Seeing ideals in a practical light

Josh Kopelman tweeted a link to this in February and it’s been sitting in my Pocket ever since. Robert A. Heinlein’s “This I Believe,” written in 1952 and read posthumously by his wife Virginia when she accepted NASA’s Distinguished Public Service Medal in 1988 on his behalf:

“I am not going to talk about religious beliefs but about matters so obvious that it has gone out of style to mention them. I believe in my neighbors. I know their faults, and I know that their virtues far outweigh their faults. “Take Father Michael down our road a piece. I’m not of his creed, but I know that goodness and charity and lovingkindness shine in his daily actions. I believe in Father Mike. If I’m in trouble, I’ll go to him.” …

“I believe in my townspeople. You can know on any door in our town saying, ‘I’m hungry,’ and you will be fed. Our town is no exception. I’ve found the same ready charity everywhere. But for the one who says, ‘To heck with you – I got mine,’ there are a hundred, a thousand who will say, “Sure, pal, sit down.” …

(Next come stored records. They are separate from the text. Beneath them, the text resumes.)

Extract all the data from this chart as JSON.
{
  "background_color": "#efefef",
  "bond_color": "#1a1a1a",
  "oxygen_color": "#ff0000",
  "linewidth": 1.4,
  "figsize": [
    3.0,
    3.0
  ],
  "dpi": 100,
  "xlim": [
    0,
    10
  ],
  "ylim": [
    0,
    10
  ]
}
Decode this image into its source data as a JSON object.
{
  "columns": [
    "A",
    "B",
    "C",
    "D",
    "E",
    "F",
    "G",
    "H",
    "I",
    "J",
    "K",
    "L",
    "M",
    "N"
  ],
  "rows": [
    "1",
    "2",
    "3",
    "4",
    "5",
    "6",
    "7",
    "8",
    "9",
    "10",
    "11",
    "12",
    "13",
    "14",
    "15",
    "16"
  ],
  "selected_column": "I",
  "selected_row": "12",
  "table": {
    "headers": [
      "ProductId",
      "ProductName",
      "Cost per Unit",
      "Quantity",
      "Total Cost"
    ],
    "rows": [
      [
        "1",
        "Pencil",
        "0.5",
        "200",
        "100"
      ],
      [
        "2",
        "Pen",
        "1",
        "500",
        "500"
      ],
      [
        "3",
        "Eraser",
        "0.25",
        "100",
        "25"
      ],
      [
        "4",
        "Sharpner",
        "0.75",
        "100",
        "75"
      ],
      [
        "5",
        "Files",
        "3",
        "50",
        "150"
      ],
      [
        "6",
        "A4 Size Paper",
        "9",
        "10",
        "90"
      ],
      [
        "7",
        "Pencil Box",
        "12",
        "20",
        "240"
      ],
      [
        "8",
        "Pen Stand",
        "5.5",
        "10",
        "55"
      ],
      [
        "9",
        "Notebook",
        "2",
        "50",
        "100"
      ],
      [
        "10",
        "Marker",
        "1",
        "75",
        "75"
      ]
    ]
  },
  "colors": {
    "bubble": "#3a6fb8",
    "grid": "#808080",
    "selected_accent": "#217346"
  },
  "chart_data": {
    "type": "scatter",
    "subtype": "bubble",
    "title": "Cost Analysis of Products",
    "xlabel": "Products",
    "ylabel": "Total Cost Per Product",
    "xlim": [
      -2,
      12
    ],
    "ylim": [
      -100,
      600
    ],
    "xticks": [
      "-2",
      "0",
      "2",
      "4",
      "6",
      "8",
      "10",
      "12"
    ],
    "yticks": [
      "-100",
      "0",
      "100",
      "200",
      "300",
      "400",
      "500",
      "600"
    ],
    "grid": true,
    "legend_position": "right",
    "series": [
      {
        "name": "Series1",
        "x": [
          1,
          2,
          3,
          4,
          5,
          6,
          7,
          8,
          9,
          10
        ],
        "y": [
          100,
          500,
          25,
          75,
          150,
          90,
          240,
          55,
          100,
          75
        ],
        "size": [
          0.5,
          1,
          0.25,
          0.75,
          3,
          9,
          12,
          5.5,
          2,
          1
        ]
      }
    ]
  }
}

“I believe in my fellow citizens. Our headlines are splashed with crime yet for every criminal there are 10,000 honest, decent, kindly men. If it were not so, no child would live to grow up. Business could not go on from day to day. Decency is not news. It is buried in the obituaries, but is a force stronger than crime. I believe in the patient gallentry of nurses and the tedious sacrifices of teachers. I believe in the unseen and unending fight against desperate odds that goes on quietly in almost every home in the land. …

“I believe that almost all politicians are honest. . .there are hundreds of politicians, low paid or not paid at all, doing their level best without thanks or glory to make our system work. If this were not true we would never have gotten past the 13 colonies.

I think this is great because it suggests that “idealism” happens when you reach a certain distance from the experience of the everyday sort of virtues Heinlein cites. So maybe criticism of “idealists” or just excessive cynicism is rooted in a lack of experience of everyday virtues.

Cynicism isn’t useful to anyone. I think it’s the earnest and hopeful who have more in common with the realists than the so-called hard-nosed cynics who pretend to know the way of things.